Después de la primera zona de acampada, se sucedieron otras tres, ya que la inestabilidad de las placas de hielo les obligaba a viajar constantemente en bote en busca de superficies más firmes donde dormir. Con su relato, Shackleton nos hace vivir la fragilidad e inseguridad de las vidas de estos 28 hombres, que se despertaban cada mañana preparados para batallar por un día más en la Antártida. Al mismo tiempo, somos testigos de la gran humanidad que reina entre todos ellos y especialmente del papel relevante que desempeña el capitán en tanto que líder pero también responsable de los demás. Según su primer oficial, Lionel Greenstreet, Ernest Shackleton poseía un “sublime optimismo constante”. Estos náufragos aguantaron casi dos años viviendo en balsas de hielo o islas flotantes, alimentándose pobremente con las reservas que les quedaban y aprovechando cualquier pingüino o foca que apareciera en su camino, sin ver la luz del sol durante largos días… Aun así, se sentían alegres y apreciaban los más ínfimos cambios en su día a día, como las jornadas en que se disputaban partidos de fútbol o las veladas en que se organizaban conciertos, por lo que Shackleton concluía en su diario afirmando que “el hombre es una bestia que puede adaptarse”.

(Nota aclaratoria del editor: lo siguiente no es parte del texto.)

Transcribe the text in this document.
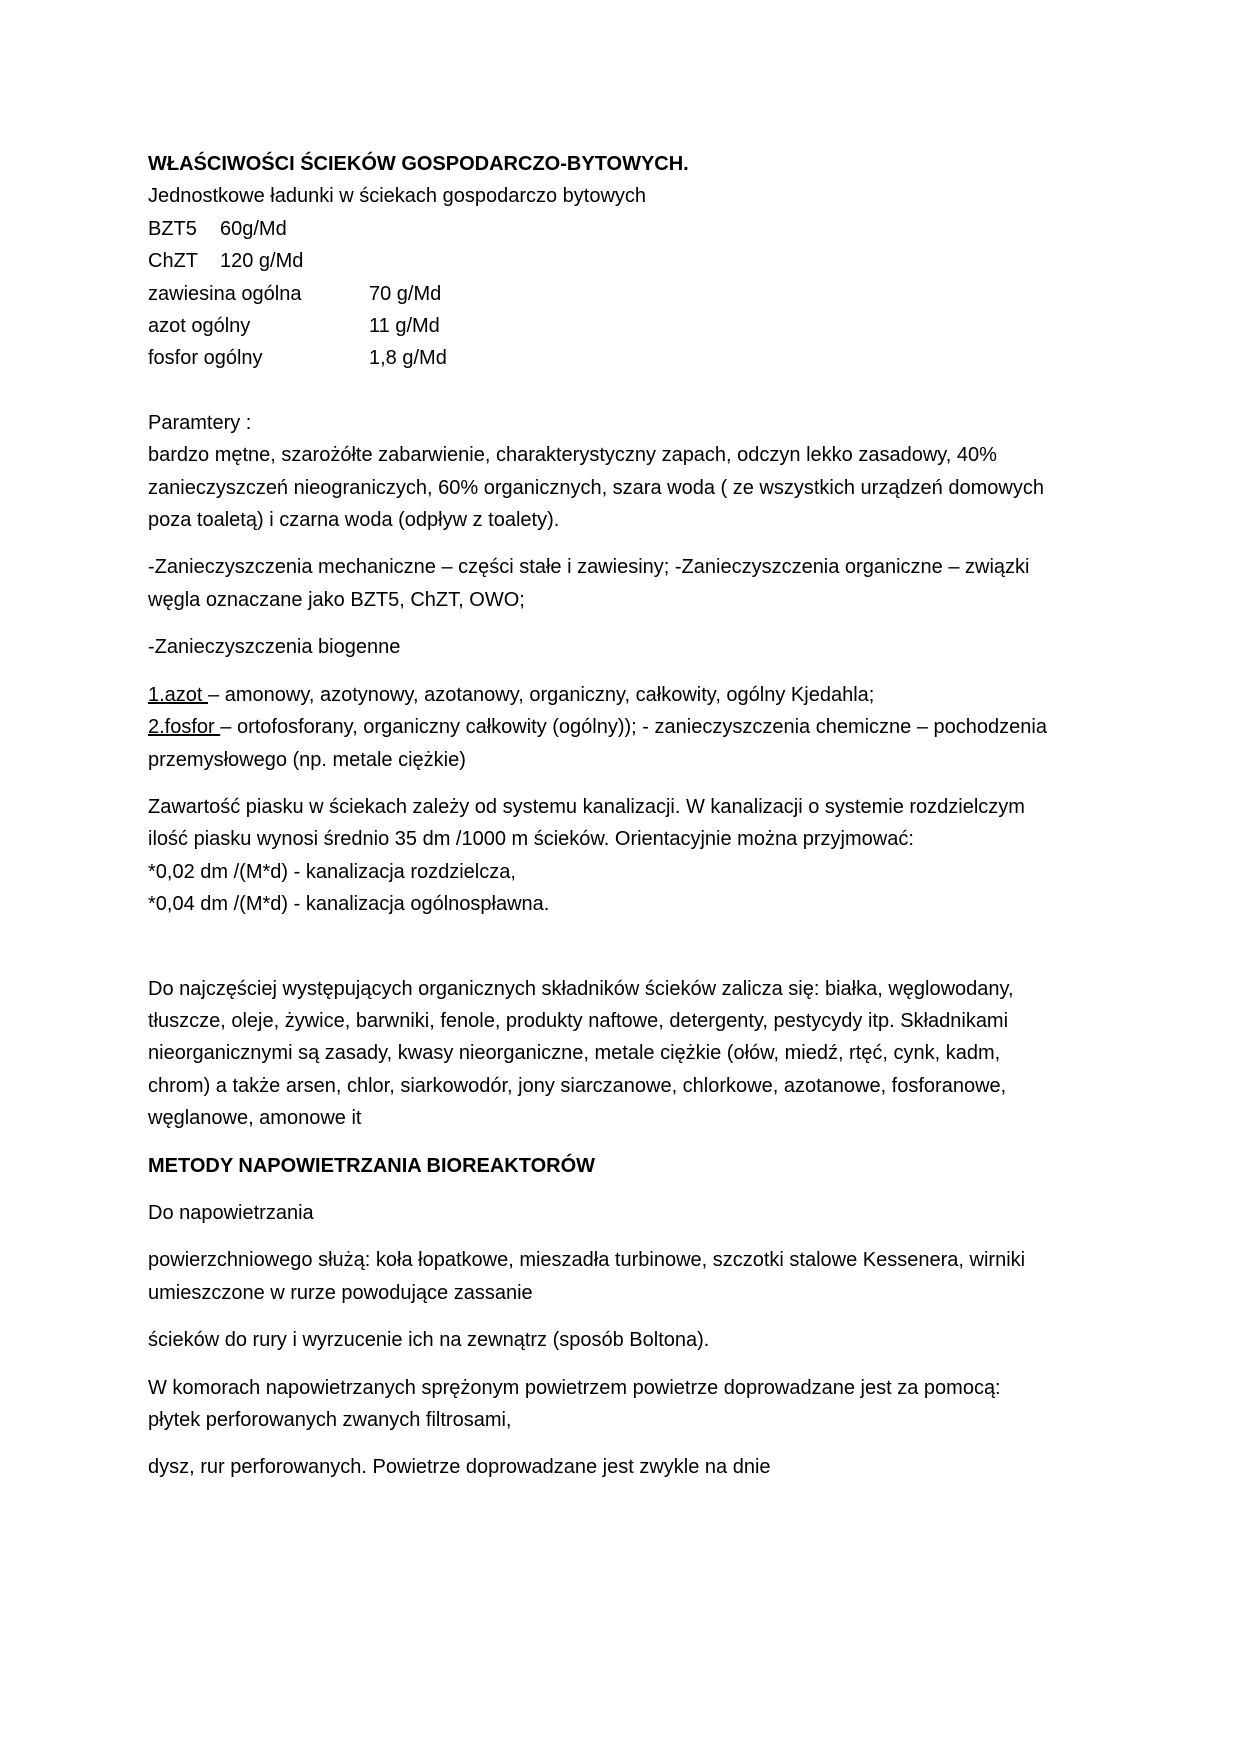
WŁAŚCIWOŚCI ŚCIEKÓW GOSPODARCZO-BYTOWYCH.
Jednostkowe ładunki w ściekach gospodarczo bytowych
BZT5	60g/Md
ChZT	120 g/Md
zawiesina ogólna	70 g/Md
azot ogólny	11 g/Md
fosfor ogólny	1,8 g/Md
Paramtery :
bardzo mętne, szarożółte zabarwienie, charakterystyczny zapach, odczyn lekko zasadowy, 40%
zanieczyszczeń nieograniczych, 60% organicznych, szara woda ( ze wszystkich urządzeń domowych
poza toaletą) i czarna woda (odpływ z toalety).
-Zanieczyszczenia mechaniczne – części stałe i zawiesiny; -Zanieczyszczenia organiczne – związki
węgla oznaczane jako BZT5, ChZT, OWO;
-Zanieczyszczenia biogenne
1.azot – amonowy, azotynowy, azotanowy, organiczny, całkowity, ogólny Kjedahla;
2.fosfor – ortofosforany, organiczny całkowity (ogólny)); - zanieczyszczenia chemiczne – pochodzenia
przemysłowego (np. metale ciężkie)
Zawartość piasku w ściekach zależy od systemu kanalizacji. W kanalizacji o systemie rozdzielczym
ilość piasku wynosi średnio 35 dm /1000 m ścieków. Orientacyjnie można przyjmować:
*0,02 dm /(M*d) - kanalizacja rozdzielcza,
*0,04 dm /(M*d) - kanalizacja ogólnospławna.
Do najczęściej występujących organicznych składników ścieków zalicza się: białka, węglowodany,
tłuszcze, oleje, żywice, barwniki, fenole, produkty naftowe, detergenty, pestycydy itp. Składnikami
nieorganicznymi są zasady, kwasy nieorganiczne, metale ciężkie (ołów, miedź, rtęć, cynk, kadm,
chrom) a także arsen, chlor, siarkowodór, jony siarczanowe, chlorkowe, azotanowe, fosforanowe,
węglanowe, amonowe it
METODY NAPOWIETRZANIA BIOREAKTORÓW
Do napowietrzania
powierzchniowego służą: koła łopatkowe, mieszadła turbinowe, szczotki stalowe Kessenera, wirniki
umieszczone w rurze powodujące zassanie
ścieków do rury i wyrzucenie ich na zewnątrz (sposób Boltona).
W komorach napowietrzanych sprężonym powietrzem powietrze doprowadzane jest za pomocą:
płytek perforowanych zwanych filtrosami,
dysz, rur perforowanych. Powietrze doprowadzane jest zwykle na dnie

Una vez acampados en Isla Elefante, y por lo tanto, con un suelo estable, el capitán irlandés y 5 tripulantes más decidieron iniciar el viaje que les debería salvar como última opción. Se dirigieron en bote a las Islas Georgia del Sur, allí donde habían comenzado la aventura, para contactar con las estaciones balleneras que se instalaban en sus costas durante la época de caza. Aunque en este periplo de 36 horas cruzando la isla también se enfrentaron a grandes dificultades, fuertes vientos y olas, consiguieron llegar cuando ya no les quedaban prácticamente más reservas de comida. Según el líder, fue gracias a la Providencia, que les guió a través del mar y de los campos de nieve, que lograron salvar la distancia entre las dos puntas de Georgia del Sur.

Sea lo que fuere, lo que es cierto es que la expedición del Endurance estaba formada por hombres física y mentalmente muy fuertes que fueron capaces de desafiar las condiciones más extremas en medio de la Antártida para conseguir su trozo de gloria. Éste es mi pequeño homenaje a esas vidas.